Having a career in disability studies without even becoming disabled! The strains of the disabled teaching body

Pages 713-725 | Published online: 14 Dec 2009
 

Abstract

Does it matter who teaches disability studies, whether that teacher has a disability or not? Maybe this might strike the reader as a peculiar question – to focus on the teacher’s body or knowledge standpoint. There are certain theoretical and ontological implications in asking such questions. This article is an attempt to theorise about the way the bodies of teachers with disabilities are transmuted within the arena of teaching critical disability studies at colleges and universities. In particular, it explores the ways disabled teachers’ bodies can contribute to experiencing alterity outside of the frame of ‘other’ and the ways that the disabled teaching body can displace the objectification of disability through pedagogical enactments of the lived experiences of disablement. In this way, this article refutes the assertion made by McWilliam and Taylor in Citation1998 that the pedagogical inspiration of bodies should not be celebrated. Instead, the focus is on working through points of difference between the way normative teacher’s bodies and the disabled teaching body is mediated in the processes of subjectification, identifying points of convergence that can benefit dialogue across varied sites of scholarship.

Notes

1. A word about terminology. Where deemed relevant, I have used person‐first language, i.e. person with disability. However, as this is a theoretical piece written within a post‐structuralist genre, I often refer to the disabled body in a similar way to the common usage of the raced and sexed body.

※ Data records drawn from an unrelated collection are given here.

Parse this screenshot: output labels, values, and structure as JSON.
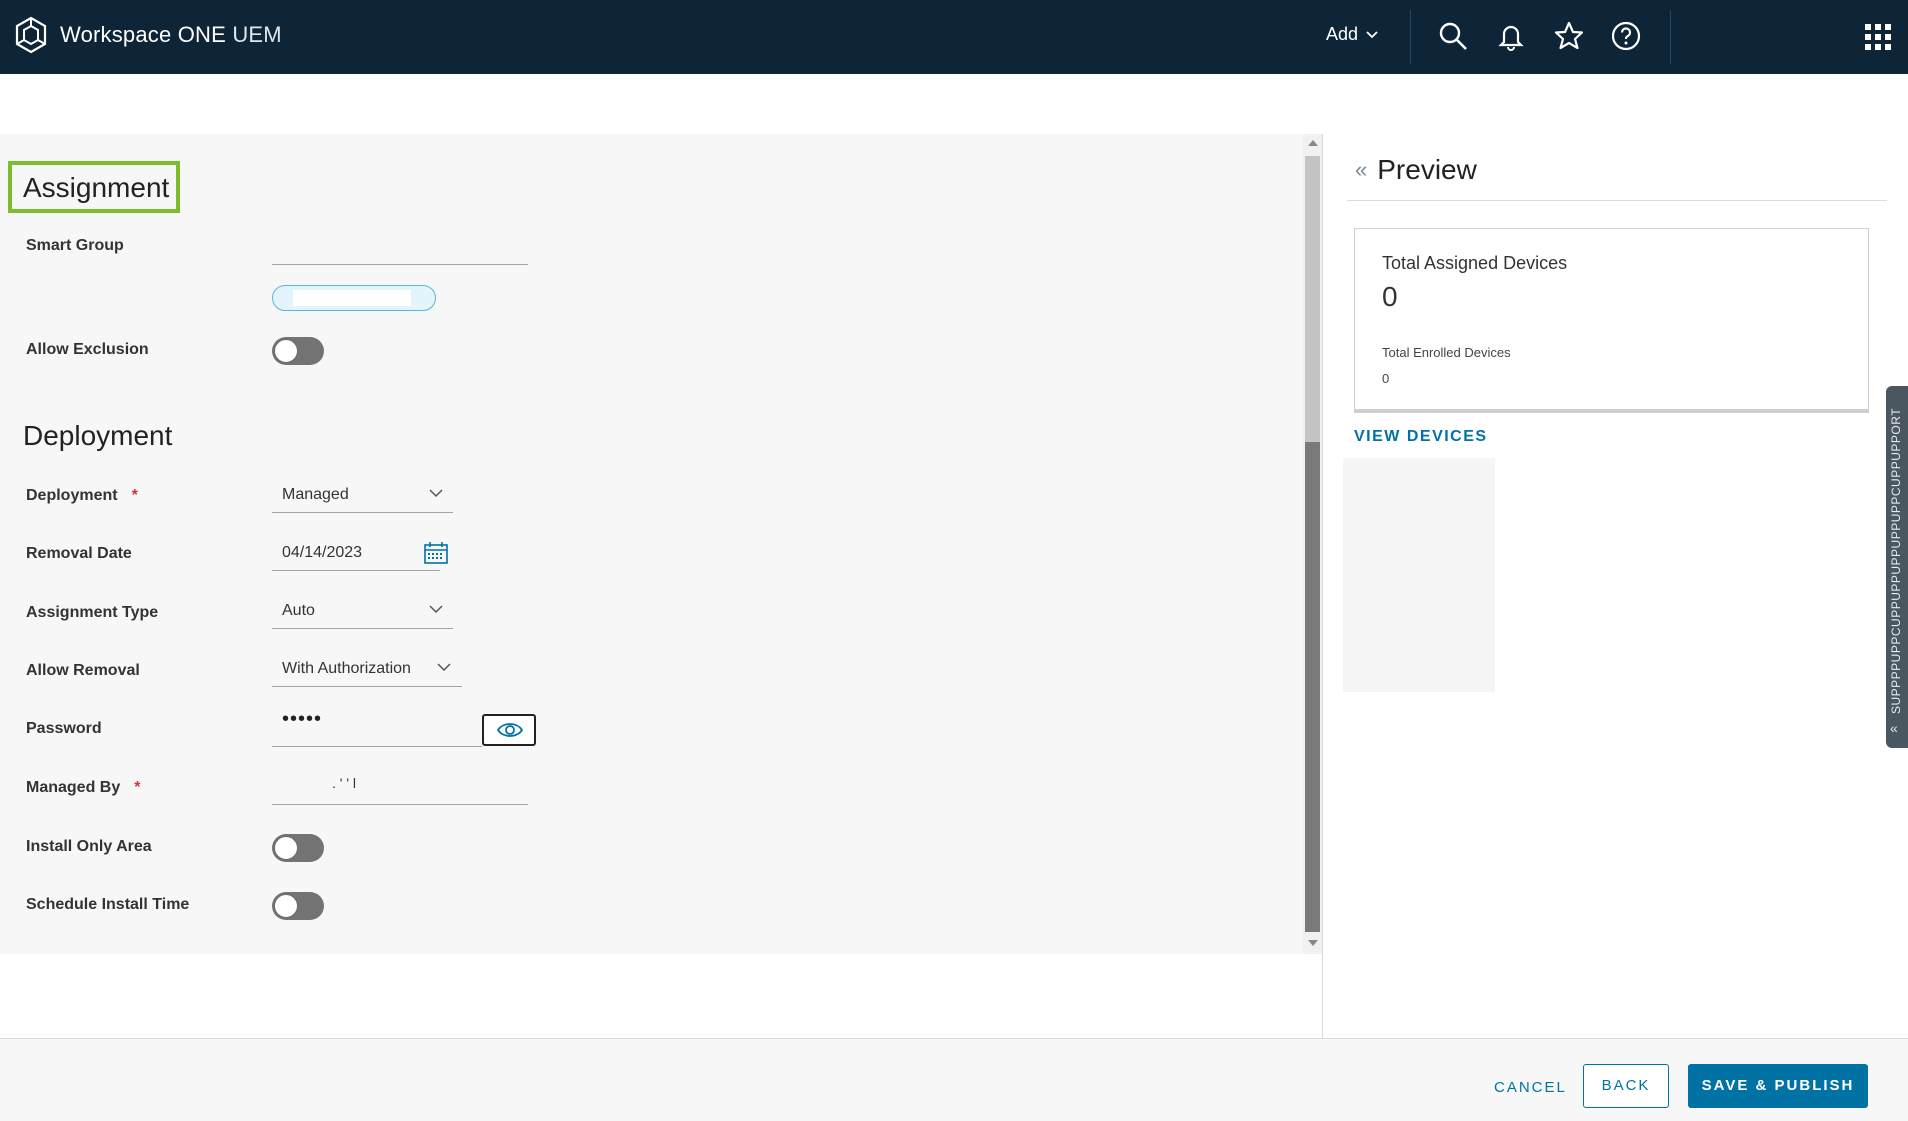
{
  "app": {
    "title_main": "Workspace ONE",
    "title_product": "UEM"
  },
  "topbar": {
    "add_label": "Add"
  },
  "assignment": {
    "title": "Assignment",
    "smart_group_label": "Smart Group",
    "allow_exclusion_label": "Allow Exclusion",
    "allow_exclusion_on": false
  },
  "deployment": {
    "title": "Deployment",
    "deployment_label": "Deployment",
    "deployment_value": "Managed",
    "removal_date_label": "Removal Date",
    "removal_date_value": "04/14/2023",
    "assignment_type_label": "Assignment Type",
    "assignment_type_value": "Auto",
    "allow_removal_label": "Allow Removal",
    "allow_removal_value": "With Authorization",
    "password_label": "Password",
    "password_value": "•••••",
    "managed_by_label": "Managed By",
    "managed_by_value": ". ' ' l",
    "install_only_area_label": "Install Only Area",
    "install_only_area_on": false,
    "schedule_install_time_label": "Schedule Install Time",
    "schedule_install_time_on": false,
    "required_marker": "*"
  },
  "preview": {
    "title": "Preview",
    "total_assigned_label": "Total Assigned Devices",
    "total_assigned_value": "0",
    "total_enrolled_label": "Total Enrolled Devices",
    "total_enrolled_value": "0",
    "view_devices_label": "VIEW DEVICES"
  },
  "support_tab": {
    "label": "SUPPPPUPPCUPPUPPUPPUPPUPPCUPPUPPORT"
  },
  "footer": {
    "cancel_label": "CANCEL",
    "back_label": "BACK",
    "save_label": "SAVE & PUBLISH"
  },
  "colors": {
    "topbar": "#0e2537",
    "accent": "#0072a3",
    "highlight": "#7bbd2a",
    "required": "#d2333e"
  }
}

Usually in these in these instances I am not referring to a person with disability per se, but a more abstracted ontological notion of difference.

2. Although the piece might seem dated, the debate in many countries has not really moved forward; rather, sensitivities about ‘dealing’ with the issues had pushed it somewhat underground.

3. These hierarchies of suffering have been detrimental and can result in the othering of Othered disabled people – people who appear to have ‘made it’ in the system are not like those other ‘real’ disabled people who are excluded.